Significant attention to quality assurance (QA) and quality control (QC) for laboratory analytical methods has resulted in accurate, reproducible methods for analyzing small subsamples, or aliquots, of media such as soil. While laboratory methods continue to improve, much of the technological advances in recent decades have resulted in lowering detection limits or in detecting more contaminants, rather than in large improvements in accuracy. However, the limitations for obtaining a representative value for a soil concentration are driven far more by sample collection and processing protocols than by subsample analysis techniques. It is estimated that the errors introduced during sample collection and subsampling are at least 10 times greater than errors resulting from laboratory analytical inaccuracies. To improve decision-making for site cleanup, there is much more opportunity for gains in the sample collection and processing realm than in analytical improvements.

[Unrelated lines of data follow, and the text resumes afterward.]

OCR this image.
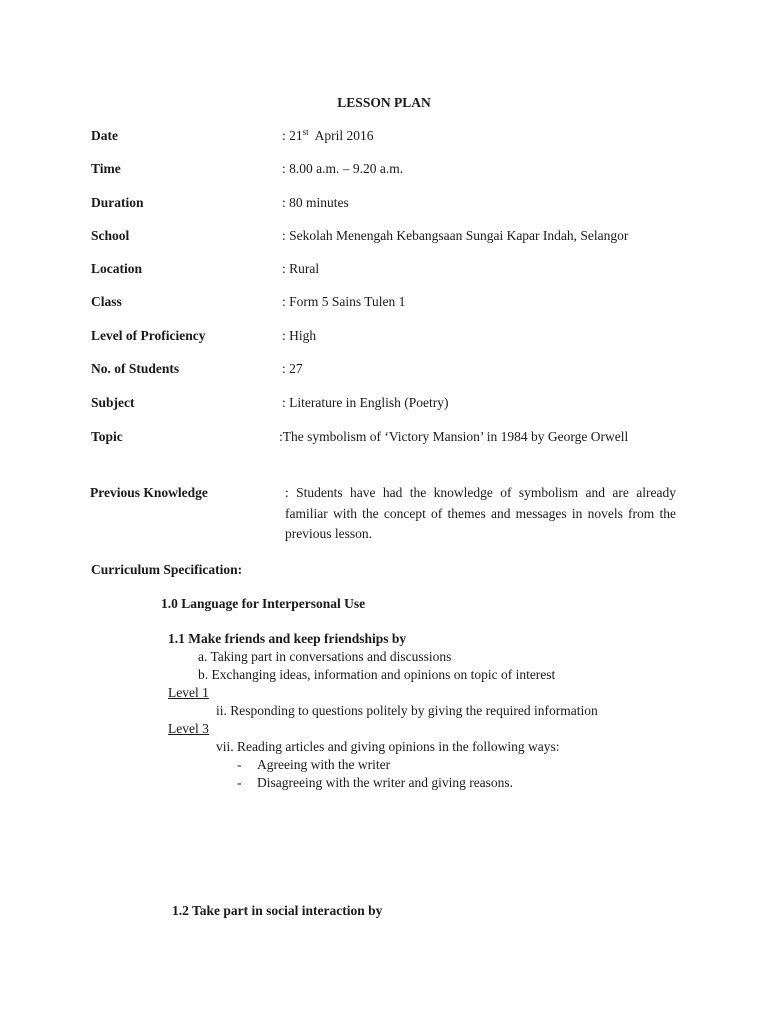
LESSON PLAN
Date	: 21st  April 2016
Time	: 8.00 a.m. – 9.20 a.m.
Duration	: 80 minutes
School	: Sekolah Menengah Kebangsaan Sungai Kapar Indah, Selangor
Location	: Rural
Class	: Form 5 Sains Tulen 1
Level of Proficiency	: High
No. of Students	: 27
Subject	: Literature in English (Poetry)
Topic	:The symbolism of ‘Victory Mansion’ in 1984 by George Orwell
Previous Knowledge	: Students have had the knowledge of symbolism and are already familiar with the concept of themes and messages in novels from the previous lesson.
Curriculum Specification:
1.0 Language for Interpersonal Use
1.1 Make friends and keep friendships by
a. Taking part in conversations and discussions
b. Exchanging ideas, information and opinions on topic of interest
Level 1
ii. Responding to questions politely by giving the required information
Level 3
vii. Reading articles and giving opinions in the following ways:
- Agreeing with the writer
- Disagreeing with the writer and giving reasons.
1.2 Take part in social interaction by
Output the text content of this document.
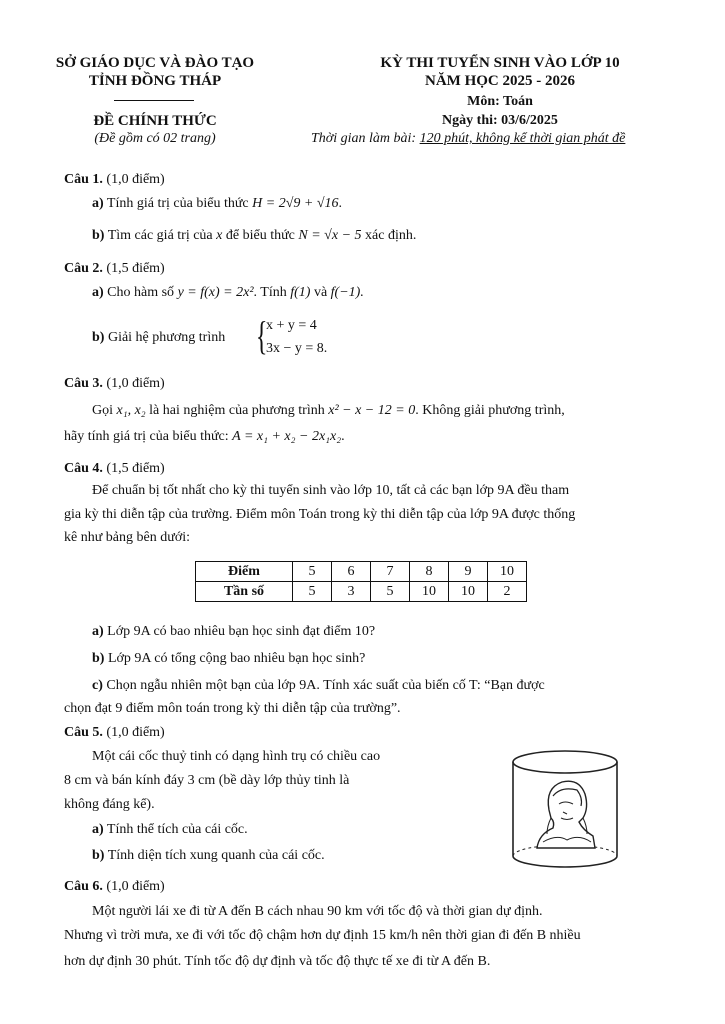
SỞ GIÁO DỤC VÀ ĐÀO TẠO
TỈNH ĐỒNG THÁP
ĐỀ CHÍNH THỨC
(Đề gồm có 02 trang)
KỲ THI TUYỂN SINH VÀO LỚP 10
NĂM HỌC 2025 - 2026
Môn: Toán
Ngày thi: 03/6/2025
Thời gian làm bài: 120 phút, không kể thời gian phát đề
Câu 1. (1,0 điểm)
a) Tính giá trị của biểu thức H = 2√9 + √16.
b) Tìm các giá trị của x để biểu thức N = √x − 5 xác định.
Câu 2. (1,5 điểm)
a) Cho hàm số y = f(x) = 2x². Tính f(1) và f(−1).
b) Giải hệ phương trình {
x + y = 4
3x − y = 8.
Câu 3. (1,0 điểm)
Gọi x₁, x₂ là hai nghiệm của phương trình x² − x − 12 = 0. Không giải phương trình,
hãy tính giá trị của biểu thức: A = x₁ + x₂ − 2x₁x₂.
Câu 4. (1,5 điểm)
Để chuẩn bị tốt nhất cho kỳ thi tuyển sinh vào lớp 10, tất cả các bạn lớp 9A đều tham
gia kỳ thi diễn tập của trường. Điểm môn Toán trong kỳ thi diễn tập của lớp 9A được thống
kê như bảng bên dưới:
Điểm	5	6	7	8	9	10
Tần số	5	3	5	10	10	2
a) Lớp 9A có bao nhiêu bạn học sinh đạt điểm 10?
b) Lớp 9A có tổng cộng bao nhiêu bạn học sinh?
c) Chọn ngẫu nhiên một bạn của lớp 9A. Tính xác suất của biến cố T: “Bạn được
chọn đạt 9 điểm môn toán trong kỳ thi diễn tập của trường”.
Câu 5. (1,0 điểm)
Một cái cốc thuỷ tinh có dạng hình trụ có chiều cao
8 cm và bán kính đáy 3 cm (bề dày lớp thủy tinh là
không đáng kể).
a) Tính thể tích của cái cốc.
b) Tính diện tích xung quanh của cái cốc.
Câu 6. (1,0 điểm)
Một người lái xe đi từ A đến B cách nhau 90 km với tốc độ và thời gian dự định.
Nhưng vì trời mưa, xe đi với tốc độ chậm hơn dự định 15 km/h nên thời gian đi đến B nhiều
hơn dự định 30 phút. Tính tốc độ dự định và tốc độ thực tế xe đi từ A đến B.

Because of the fundamental heterogeneity of contaminant distribution in soil and sediment at most sites, the collection of a small number of traditional discrete or composite samples can underestimate or overestimate the actual mean concentration. ISM, through preparation of a sample by combining increments (small masses) of soil from a large number of points within a well-defined area/volume, provides a more robust picture of the mean contaminant concentration for that volume. This allows a site to be reliably characterized with the collection of a relatively small number of analytical samples. Overall site characterization/remediation costs – and in many cases, time to project completion – can be reduced while providing data that are more statistically robust and reliable than discrete sampling approaches. To the extent that ISM can reduce the need for multiple mobilizations, “step out” the removal of contaminated media, or reduce unnecessary cleanup costs, even greater cost reductions may be recognized.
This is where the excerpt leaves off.